Asking for Developer since System doesn't work as expected

Hello all

I would have a very specific question.
Would it be possible to get one of the developers on a call with our developers and testers?
I’ll briefly describe what the problem is:

For some reason unexplained to us, only 300-350 participants per system can still participate in the video conferences.
The hardware setting seems to be correct after checking it several times.
Hardware technically we have 32 CPU server as well as 8 GB RAM.
There is a stress test of 600 participants within 15 minutes. This has worked before, but since the update to stable-7648 it is no longer possible.
2 JVB are set.
From the participant number of 300-350 the system of Jitsi acts like overloaded, shows bad qualities, kicks out existing participants and new participants are timed out etc.

So that we don’t spend forever writing to each other, it would be far easier to show someone of you the problem and ask for help.

It would help us a lot and I look forward to feedback!

Kind regards
Raphael

You need to figure out the source of the error. Is the machine overloaded (seems like), but which process?
Are jvbs on the same machine? Is it possible the link that hosts the deployment to have problems.
Bad quality seems like the link to the jvbs is bad. Kicked out and timingout participants when joining this is signalling - nginx or prosody. So seems both network paths are having a problem. As a start what errors do you see in the js console logs when this happens.

Sorry, the Jitsi team does not offer such kind of support. You can try the paid section of the forum, there are people/companies doing that or you can use the public part of the forum/here to get help from the community, so everyone can benefit from that.

Hello @damencho, thank you for your reply.

In our setup, the two JVBs are hosted on the same machine, we have been able to previously test over 600 Users in a 15 Minutes Ramp up phase.

Our test has been done using the following configuration:

8vCPU, 32GB RAM

400 Users

I am able to provide you some of the generated logs, but, as a new user, I am not able to upload them.

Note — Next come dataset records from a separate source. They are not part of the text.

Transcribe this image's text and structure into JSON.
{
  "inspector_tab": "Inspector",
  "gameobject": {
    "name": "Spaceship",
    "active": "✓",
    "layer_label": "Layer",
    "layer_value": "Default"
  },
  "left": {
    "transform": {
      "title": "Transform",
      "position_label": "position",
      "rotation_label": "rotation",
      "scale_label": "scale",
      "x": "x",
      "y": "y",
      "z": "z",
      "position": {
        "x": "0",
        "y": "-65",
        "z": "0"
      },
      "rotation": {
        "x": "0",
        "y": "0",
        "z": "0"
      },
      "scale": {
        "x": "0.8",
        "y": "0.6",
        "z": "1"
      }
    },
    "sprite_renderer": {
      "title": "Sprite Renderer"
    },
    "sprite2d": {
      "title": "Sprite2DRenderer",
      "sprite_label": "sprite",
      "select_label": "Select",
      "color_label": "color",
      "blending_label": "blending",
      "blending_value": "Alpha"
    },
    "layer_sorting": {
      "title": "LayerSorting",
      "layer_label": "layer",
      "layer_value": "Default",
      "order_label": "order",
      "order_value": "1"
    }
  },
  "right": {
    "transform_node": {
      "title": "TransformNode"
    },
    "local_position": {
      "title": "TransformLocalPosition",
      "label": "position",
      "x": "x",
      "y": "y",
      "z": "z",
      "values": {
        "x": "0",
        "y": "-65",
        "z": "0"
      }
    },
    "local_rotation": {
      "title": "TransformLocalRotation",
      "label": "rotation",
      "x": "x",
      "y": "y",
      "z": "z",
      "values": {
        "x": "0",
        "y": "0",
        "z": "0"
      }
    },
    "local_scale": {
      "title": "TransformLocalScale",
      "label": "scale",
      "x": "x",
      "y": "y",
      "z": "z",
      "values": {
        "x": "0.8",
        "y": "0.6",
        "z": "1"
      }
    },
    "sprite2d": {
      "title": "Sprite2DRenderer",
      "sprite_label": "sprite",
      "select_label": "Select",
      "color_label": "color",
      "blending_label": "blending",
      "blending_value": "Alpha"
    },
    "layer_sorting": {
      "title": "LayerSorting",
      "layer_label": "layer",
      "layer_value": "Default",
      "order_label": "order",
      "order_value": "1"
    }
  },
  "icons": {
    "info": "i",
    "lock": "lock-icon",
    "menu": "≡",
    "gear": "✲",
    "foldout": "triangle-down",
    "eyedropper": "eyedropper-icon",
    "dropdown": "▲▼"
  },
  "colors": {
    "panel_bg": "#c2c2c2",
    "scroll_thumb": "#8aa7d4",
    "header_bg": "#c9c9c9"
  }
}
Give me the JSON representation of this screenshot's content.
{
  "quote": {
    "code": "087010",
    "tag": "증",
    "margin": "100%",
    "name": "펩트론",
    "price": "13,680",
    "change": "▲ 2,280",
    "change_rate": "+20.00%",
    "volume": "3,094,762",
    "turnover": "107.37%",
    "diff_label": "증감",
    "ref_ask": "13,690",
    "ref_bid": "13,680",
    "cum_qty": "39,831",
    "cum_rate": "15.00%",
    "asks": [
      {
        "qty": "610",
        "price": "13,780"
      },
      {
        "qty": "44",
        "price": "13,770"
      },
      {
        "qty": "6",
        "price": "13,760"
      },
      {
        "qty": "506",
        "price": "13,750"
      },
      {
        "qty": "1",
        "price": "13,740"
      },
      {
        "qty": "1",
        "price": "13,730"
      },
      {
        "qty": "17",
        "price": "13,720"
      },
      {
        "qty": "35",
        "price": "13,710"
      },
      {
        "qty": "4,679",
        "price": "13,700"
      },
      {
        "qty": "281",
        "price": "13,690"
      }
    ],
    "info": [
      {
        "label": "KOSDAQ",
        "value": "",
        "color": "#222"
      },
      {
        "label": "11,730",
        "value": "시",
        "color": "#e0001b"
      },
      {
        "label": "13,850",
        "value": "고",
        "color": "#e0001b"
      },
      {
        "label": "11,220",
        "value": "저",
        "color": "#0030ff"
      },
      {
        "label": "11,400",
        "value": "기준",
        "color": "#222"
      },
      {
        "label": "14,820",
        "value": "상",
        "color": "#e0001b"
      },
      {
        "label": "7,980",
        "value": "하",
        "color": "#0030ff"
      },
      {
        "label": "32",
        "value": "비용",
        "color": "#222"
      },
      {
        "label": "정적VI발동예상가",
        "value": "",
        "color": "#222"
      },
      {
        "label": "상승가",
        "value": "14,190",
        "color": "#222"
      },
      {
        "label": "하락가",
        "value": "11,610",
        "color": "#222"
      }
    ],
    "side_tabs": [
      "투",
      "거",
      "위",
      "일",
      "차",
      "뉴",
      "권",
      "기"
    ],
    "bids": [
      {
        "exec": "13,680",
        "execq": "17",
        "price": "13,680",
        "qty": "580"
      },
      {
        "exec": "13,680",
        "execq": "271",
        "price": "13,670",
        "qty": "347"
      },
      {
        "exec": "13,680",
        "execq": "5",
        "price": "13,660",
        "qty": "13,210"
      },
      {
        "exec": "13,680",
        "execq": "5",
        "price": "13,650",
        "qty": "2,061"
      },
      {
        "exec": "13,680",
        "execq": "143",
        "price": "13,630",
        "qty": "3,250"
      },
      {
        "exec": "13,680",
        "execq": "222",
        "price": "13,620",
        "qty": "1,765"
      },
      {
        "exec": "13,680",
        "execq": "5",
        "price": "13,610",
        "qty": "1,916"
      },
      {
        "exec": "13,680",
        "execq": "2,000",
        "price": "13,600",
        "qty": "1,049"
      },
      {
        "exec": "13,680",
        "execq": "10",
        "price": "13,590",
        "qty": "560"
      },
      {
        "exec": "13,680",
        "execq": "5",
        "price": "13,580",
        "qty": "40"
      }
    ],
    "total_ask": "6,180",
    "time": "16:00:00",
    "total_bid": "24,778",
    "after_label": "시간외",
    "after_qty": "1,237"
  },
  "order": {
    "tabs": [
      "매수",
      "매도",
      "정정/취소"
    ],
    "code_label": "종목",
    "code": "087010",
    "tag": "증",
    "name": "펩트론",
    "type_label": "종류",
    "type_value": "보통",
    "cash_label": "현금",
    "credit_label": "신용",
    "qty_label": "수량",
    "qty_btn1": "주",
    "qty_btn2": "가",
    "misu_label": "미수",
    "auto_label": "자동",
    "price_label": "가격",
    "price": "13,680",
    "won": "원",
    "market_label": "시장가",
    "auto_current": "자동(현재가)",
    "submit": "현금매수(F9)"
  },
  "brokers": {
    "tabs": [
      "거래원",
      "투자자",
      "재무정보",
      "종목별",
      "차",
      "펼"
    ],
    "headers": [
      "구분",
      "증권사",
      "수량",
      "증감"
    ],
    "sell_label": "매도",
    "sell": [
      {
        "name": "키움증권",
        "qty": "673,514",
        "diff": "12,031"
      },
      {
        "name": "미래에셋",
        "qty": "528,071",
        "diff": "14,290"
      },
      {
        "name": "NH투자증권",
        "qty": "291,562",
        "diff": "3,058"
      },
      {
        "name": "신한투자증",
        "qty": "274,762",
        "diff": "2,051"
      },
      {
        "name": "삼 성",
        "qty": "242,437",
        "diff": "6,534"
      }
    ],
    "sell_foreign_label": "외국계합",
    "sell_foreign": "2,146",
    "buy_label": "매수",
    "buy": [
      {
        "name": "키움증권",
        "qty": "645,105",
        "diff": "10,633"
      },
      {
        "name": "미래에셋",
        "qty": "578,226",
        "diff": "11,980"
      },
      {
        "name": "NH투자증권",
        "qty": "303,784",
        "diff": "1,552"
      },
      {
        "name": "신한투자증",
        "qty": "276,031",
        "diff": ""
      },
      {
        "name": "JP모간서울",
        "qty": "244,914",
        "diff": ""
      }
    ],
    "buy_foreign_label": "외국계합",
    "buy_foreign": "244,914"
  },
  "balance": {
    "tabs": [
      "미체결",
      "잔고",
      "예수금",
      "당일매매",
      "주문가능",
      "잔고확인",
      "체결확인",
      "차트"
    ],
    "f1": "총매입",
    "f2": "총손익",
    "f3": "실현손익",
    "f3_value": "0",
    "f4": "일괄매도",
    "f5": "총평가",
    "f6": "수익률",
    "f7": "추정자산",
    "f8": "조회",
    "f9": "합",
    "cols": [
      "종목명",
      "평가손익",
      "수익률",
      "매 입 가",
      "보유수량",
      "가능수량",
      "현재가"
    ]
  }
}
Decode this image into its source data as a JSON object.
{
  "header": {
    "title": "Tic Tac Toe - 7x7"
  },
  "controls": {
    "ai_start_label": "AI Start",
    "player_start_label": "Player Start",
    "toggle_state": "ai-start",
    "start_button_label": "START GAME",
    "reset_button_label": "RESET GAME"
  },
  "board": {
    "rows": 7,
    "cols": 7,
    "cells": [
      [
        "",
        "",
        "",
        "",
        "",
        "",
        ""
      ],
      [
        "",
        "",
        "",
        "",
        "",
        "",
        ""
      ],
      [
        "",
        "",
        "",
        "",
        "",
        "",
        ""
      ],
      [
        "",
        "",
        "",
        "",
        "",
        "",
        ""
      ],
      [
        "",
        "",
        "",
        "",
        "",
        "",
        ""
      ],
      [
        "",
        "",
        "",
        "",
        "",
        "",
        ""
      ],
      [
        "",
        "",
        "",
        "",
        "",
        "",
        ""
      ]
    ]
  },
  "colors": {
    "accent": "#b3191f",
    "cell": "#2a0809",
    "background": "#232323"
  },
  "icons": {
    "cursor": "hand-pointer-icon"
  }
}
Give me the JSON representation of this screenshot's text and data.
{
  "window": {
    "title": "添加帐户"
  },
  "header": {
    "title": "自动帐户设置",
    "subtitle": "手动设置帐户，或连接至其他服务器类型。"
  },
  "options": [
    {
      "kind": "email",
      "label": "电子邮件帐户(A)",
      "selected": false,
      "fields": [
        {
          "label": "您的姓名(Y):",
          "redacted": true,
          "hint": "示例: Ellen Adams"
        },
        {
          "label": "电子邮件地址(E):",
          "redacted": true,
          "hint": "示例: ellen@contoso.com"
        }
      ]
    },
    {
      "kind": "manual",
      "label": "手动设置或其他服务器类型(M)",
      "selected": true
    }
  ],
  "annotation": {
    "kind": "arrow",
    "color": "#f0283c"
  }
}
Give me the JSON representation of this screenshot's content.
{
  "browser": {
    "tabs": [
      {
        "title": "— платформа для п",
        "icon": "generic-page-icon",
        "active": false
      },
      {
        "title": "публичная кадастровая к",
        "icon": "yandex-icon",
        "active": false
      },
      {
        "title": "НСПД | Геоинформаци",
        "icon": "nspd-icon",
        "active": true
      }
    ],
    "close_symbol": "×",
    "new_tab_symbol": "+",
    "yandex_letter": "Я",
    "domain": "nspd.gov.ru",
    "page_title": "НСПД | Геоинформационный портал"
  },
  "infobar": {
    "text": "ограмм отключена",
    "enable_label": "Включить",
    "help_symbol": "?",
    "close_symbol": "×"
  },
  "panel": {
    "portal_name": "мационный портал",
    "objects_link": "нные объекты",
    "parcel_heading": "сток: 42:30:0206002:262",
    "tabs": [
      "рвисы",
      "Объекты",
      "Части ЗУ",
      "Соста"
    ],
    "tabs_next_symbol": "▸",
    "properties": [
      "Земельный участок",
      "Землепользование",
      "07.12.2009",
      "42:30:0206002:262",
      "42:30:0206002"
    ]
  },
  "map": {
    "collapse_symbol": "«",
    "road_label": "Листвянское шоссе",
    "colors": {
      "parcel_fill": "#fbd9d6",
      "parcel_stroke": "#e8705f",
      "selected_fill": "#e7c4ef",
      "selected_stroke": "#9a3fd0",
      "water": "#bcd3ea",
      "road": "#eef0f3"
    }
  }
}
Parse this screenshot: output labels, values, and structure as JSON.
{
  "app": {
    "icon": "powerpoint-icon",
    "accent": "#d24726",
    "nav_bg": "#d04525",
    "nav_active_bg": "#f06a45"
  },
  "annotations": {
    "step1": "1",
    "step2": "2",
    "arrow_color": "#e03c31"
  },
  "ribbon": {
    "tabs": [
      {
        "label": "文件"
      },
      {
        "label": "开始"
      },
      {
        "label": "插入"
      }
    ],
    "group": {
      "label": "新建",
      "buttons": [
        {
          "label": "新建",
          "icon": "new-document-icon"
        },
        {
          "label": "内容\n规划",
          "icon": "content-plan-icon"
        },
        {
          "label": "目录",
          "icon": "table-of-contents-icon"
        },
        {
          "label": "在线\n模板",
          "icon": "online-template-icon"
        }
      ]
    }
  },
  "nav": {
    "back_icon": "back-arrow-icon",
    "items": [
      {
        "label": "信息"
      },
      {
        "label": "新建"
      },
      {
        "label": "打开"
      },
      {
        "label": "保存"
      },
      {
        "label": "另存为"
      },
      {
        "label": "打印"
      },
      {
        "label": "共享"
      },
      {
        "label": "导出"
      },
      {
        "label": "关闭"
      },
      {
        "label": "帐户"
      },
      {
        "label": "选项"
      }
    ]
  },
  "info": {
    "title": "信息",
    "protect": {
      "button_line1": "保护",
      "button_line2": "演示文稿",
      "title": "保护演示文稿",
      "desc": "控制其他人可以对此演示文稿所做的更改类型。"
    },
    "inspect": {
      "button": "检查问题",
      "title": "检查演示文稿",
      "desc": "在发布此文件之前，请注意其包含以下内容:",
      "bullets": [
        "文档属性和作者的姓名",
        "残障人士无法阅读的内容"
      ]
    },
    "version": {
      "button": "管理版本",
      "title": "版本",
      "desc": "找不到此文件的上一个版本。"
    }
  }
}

As @damencho said, you should find the overloaded process/resource. Do you monitor the server during the load test?

Another common problem with load testing is to overload the selenium nodes which results in very poor upload from the nodes which produces different results. Normally we monitor the stats around that to make sure that the nodes are sending 720p bitrate. And that test scenario with overloaded nodes is a different one than the same amount of real users that are able to send proper 720p.

We have monitored the entire server and did not find anything wrong.

We are testing using AWS VMs , each user is a VM

And those have enough resources to be sending 720p - 4cores 8GB of RAM? And the chromes are configured to send 720p?

When you see the problem what is the download and upload to the server?
What is the CPU usage of the prosody process?
Over all CPU usage on the machine may be misleading. And if you run everything on the same machine you better monitor the 2 jvbs and prosody CPU separately.

And if this is your setup that can really have memory usage problems.
Jicofo and jvb have a max usage of 3GB of RAM, which means just those can go up to 9, and with a large number of users you need memory for nginx (not so much) but also 3-4GB or more for prosody … So maybe this is your problem. If all of them struggle for memory you will see timeouts through prosody and people kicked out. If jvbs are struggling for memory, high GC times (you can also monitor that with the packet rate and packet delay times using the rest endpoints of jvbs ) and high GC times mean low quality for participants.
Do you see in your stats the used memory during the problem?

The VMs have enough resources, the instances are configured to meet such minimal requirements. Since this issue started to happen we have seen a decrease in CPU Usage (related to an Jitsi Update deployed). Each JVB is monitored and we did not see any direct issue.

We are not able to see any performance issue related to the video quality or such.

I will try to run a new test on Monday and increase the RAM for the Server, I hope this is the issue, as it will be an easy fix.

Despite this, we can’t understand how it has previously worked with the same setup, the only thing that was limiting us in reaching 1000 users, with video, was the CPU.